Et le clergé protestant, que fait-il? S'il y a eu une belle unanimité chez nos prêtres à condamner le communisme, peut-on en dire autant des clergymen? Que viennent-ils, eux aussi, crier au fascisme, alors que les masses ouvrières sont de plus en plus travaillées par des idées subversives propagées librement, bien que la Cour suprime ait déclaré le communisme hors la loi? Doit-on voir, dans cette attitude un secret désir de faire échec aux catholiques en prenant la contrepartie de leurs idées? Y trouverait-on plutôt la logique de l'esprit protestant enclin, sous prétexte de libre examen, à pactiser avec les pires erreurs, à leur accorder même plus de crédit qu'à la vérité?

 

L'un ou l'autre motif serait peu louable. J'aime mieux croire à une aberration momentanée que la leçon des faits dissipera bientôt. Beaucoup de protestants d'ailleurs sont prêts à joindre les rangs de plus en plus nombreux des gens qui refusent de se croiser les bras devant le danger. Nos frères séparés doivent à leurs convictions religieuses de dresser le rempart de leurs volontés contre ceux qui s'acharnent à détruire dans nos sociétés matérialisées les quelques restes de foi que la perversion moderne n'a pas étouffés.

 

Et nous, catholiques du Québec, nous luttons mal. Nous ne savons pas oublier, pour faire face au péril commun, que le Canada est peuplé de chrétiens désunis. Nous ne savons pas faire taire, quand il le faut, nos revendications les plus légitimes. S'il est vrai que nous avons le droit de défendre notre langue, de pratiquer le nationa­lisme économique, de maintenir ou d'amplifier, s'il y a lieu, les pouvoirs que la Confédération a concédés aux provinces, il n'en reste pas moins vrai que nous devons chercher à faire prédominer, dans la défense de notre religion contre la barbarie communiste, les doctrines propres à unifier tous les hommes de bonne volonté.

 

Ce n'est pas en tant que Canadiens français que nous défendons le christianisme, c'est en tant que soldats du Christ; ce n'est pas en tant que Canadiens français que nous voyons avec crainte se fortifier la campagne d'athéisme stipendiée par Moscou, c'est en tant que Canadiens soucieux du bon ordre et convaincus que le bonheur temporel ne se demande pas à Satan mais à Dieu.

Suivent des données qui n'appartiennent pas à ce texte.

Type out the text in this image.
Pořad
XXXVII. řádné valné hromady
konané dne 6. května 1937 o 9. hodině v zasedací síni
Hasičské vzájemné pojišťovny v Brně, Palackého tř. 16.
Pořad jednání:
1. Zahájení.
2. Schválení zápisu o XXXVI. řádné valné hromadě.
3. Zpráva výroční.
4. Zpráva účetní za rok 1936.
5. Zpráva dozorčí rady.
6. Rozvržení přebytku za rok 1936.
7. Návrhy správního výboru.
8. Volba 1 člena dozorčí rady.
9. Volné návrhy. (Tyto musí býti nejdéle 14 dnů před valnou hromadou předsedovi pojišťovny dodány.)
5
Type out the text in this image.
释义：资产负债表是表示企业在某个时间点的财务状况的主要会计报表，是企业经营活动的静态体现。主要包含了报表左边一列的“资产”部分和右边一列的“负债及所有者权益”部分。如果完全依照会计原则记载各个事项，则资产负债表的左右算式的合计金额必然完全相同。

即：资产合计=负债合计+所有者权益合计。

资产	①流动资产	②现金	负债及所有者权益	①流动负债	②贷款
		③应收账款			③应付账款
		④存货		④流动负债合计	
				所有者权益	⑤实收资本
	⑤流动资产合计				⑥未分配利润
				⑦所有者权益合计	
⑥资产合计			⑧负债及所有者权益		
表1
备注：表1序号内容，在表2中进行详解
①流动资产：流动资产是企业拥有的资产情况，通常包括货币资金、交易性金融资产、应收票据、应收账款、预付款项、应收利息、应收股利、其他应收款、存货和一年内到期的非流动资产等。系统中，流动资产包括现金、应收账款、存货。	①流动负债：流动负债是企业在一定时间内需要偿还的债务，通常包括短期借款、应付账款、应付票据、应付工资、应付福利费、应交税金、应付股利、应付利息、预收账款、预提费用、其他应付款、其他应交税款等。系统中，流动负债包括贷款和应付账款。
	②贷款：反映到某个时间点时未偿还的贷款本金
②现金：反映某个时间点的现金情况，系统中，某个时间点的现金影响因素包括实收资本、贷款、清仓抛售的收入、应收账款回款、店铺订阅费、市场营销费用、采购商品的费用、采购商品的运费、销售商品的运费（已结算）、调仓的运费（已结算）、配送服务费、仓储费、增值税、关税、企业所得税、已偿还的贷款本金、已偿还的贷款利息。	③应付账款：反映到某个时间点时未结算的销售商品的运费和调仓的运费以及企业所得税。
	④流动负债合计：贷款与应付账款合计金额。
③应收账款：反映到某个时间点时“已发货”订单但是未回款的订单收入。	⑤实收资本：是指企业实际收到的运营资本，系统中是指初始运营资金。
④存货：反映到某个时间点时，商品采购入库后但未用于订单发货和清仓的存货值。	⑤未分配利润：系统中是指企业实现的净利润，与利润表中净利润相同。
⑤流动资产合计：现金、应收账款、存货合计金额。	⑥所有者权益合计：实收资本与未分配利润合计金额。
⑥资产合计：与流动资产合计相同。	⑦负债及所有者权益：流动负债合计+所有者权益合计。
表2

Quand nous voulons éloigner de notre pays les terribles malédictions que la Providence réserve aux nations avilies par l'incroyance, ne pensons pas refléter le désir des seuls Canadiens français, ni même des seuls catholiques; soyons persuadés au contraire que nous exprimons alors l'opinion de tous les chrétiens réfléchis.

 

Si le communisme s'installait aux Etats-Unis ou tentait de s'y installer—l'hypothèse est-elle improbable?—et recourait au massacre des civils qui a marqué le conflit espagnol, ne verrions-nous pas tous nos concitoyens anglophones cesser de vivre sous le cauchemar du fascisme et se tourner vers nous en s'écriant: « The salute won't come but from Quebec »? Sachons donc préparer l'opinion en travaillant de concert avec les protestants qui y consentent. Invitons-les à nos assemblées anticommunistes; faisons une large publicité à leurs déclarations, à leurs demandes de réformes sociales. Les partisans du désordre sont plus habiles que nous quand ils cherchent à faire l'unanimité de l'opinion autour de leur doctrine en profitant de toutes les occasions qui se présentent.

 

Un catholique doit toujours chercher un moyen de collaborer dans les questions qui intéressent directement la religion. Faisons donc l'unité chrétienne contre la terreur rouge. Nous devons viser à constituer un front anti-communiste non seulement au Canada, mais sur tout le continent américain. Nous n'avons pas le droit de laisser un athéisme haineux arracher une à une les âmes à la foi. Refuser de combattre l'hydre bolcheviste, c'est pactiser avec elle: — "Celui qui n'est pas avec moi est contre moi", a dit le Christ.